Sending Response Audio Back
When the AI generates a response, it flows back through the system:
# From: tenapp/ten_packages/extension/main_python/extension.py
async def send_audio_to_twilio(self, audio_data: bytes, call_sid: str):
"""Send audio data to Twilio via WebSocket"""
# Get the WebSocket connection for this call
websocket = self.server_instance.active_call_sessions[call_sid].get("websocket")

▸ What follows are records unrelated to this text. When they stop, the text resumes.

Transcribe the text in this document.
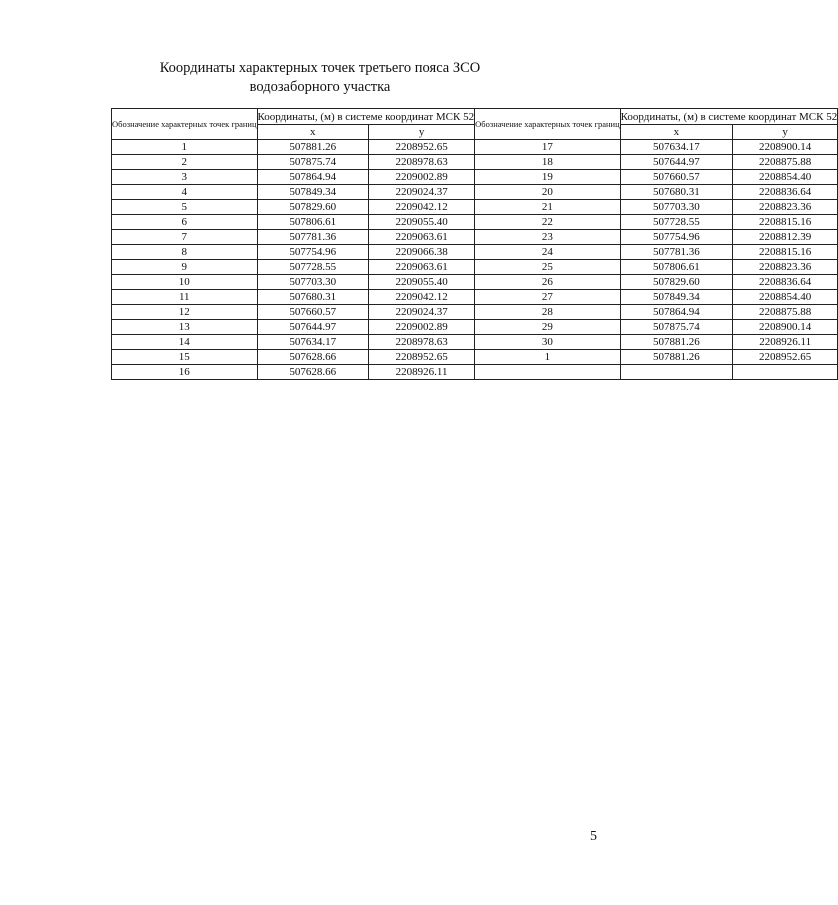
Координаты характерных точек третьего пояса ЗСО
водозаборного участка
Обозначение характерных точек границ	Координаты, (м) в системе координат МСК 52		Обозначение характерных точек границ	Координаты, (м) в системе координат МСК 52	
	x	y		x	y
1	507881.26	2208952.65	17	507634.17	2208900.14
2	507875.74	2208978.63	18	507644.97	2208875.88
3	507864.94	2209002.89	19	507660.57	2208854.40
4	507849.34	2209024.37	20	507680.31	2208836.64
5	507829.60	2209042.12	21	507703.30	2208823.36
6	507806.61	2209055.40	22	507728.55	2208815.16
7	507781.36	2209063.61	23	507754.96	2208812.39
8	507754.96	2209066.38	24	507781.36	2208815.16
9	507728.55	2209063.61	25	507806.61	2208823.36
10	507703.30	2209055.40	26	507829.60	2208836.64
11	507680.31	2209042.12	27	507849.34	2208854.40
12	507660.57	2209024.37	28	507864.94	2208875.88
13	507644.97	2209002.89	29	507875.74	2208900.14
14	507634.17	2208978.63	30	507881.26	2208926.11
15	507628.66	2208952.65	1	507881.26	2208952.65
16	507628.66	2208926.11			
5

# Downsample audio from 16000 Hz to 8000 Hz for Twilio
source_rate = 16000 # TTS generated audio sample rate
target_rate = 8000 # Twilio required sample rate
downsampled_audio = audioop.ratecv(
audio_data, 2, 1, source_rate, target_rate, None
)[0]
# Encode as base64 for Twilio
encoded_audio = base64.b64encode(downsampled_audio).decode('utf-8')
# Send to Twilio via WebSocket
message = {
"event": "media",
"streamSid": call_sid,
"media": {
"payload": encoded_audio
}
}
await websocket.send_text(json.dumps(message))👉 Key Point: TTS audio → Downsample to 8kHz → Base64 encode → WebSocket → Twilio → Phone speaker.
Complete Audio Loop
The complete flow creates a real-time conversation loop:
- Phone → Twilio: Person speaks into phone
- Twilio → WebSocket: Audio sent as base64-encoded chunks
- WebSocket → TEN: Audio forwarded to ASR extension
- ASR → LLM: Speech converted to text, sent to AI
- LLM → TTS: AI response converted to speech
- TTS → WebSocket: Audio sent back to Twilio
- WebSocket → Twilio → Phone: AI voice plays through phone
All of this happens in real-time with minimal latency, creating natural phone conversations.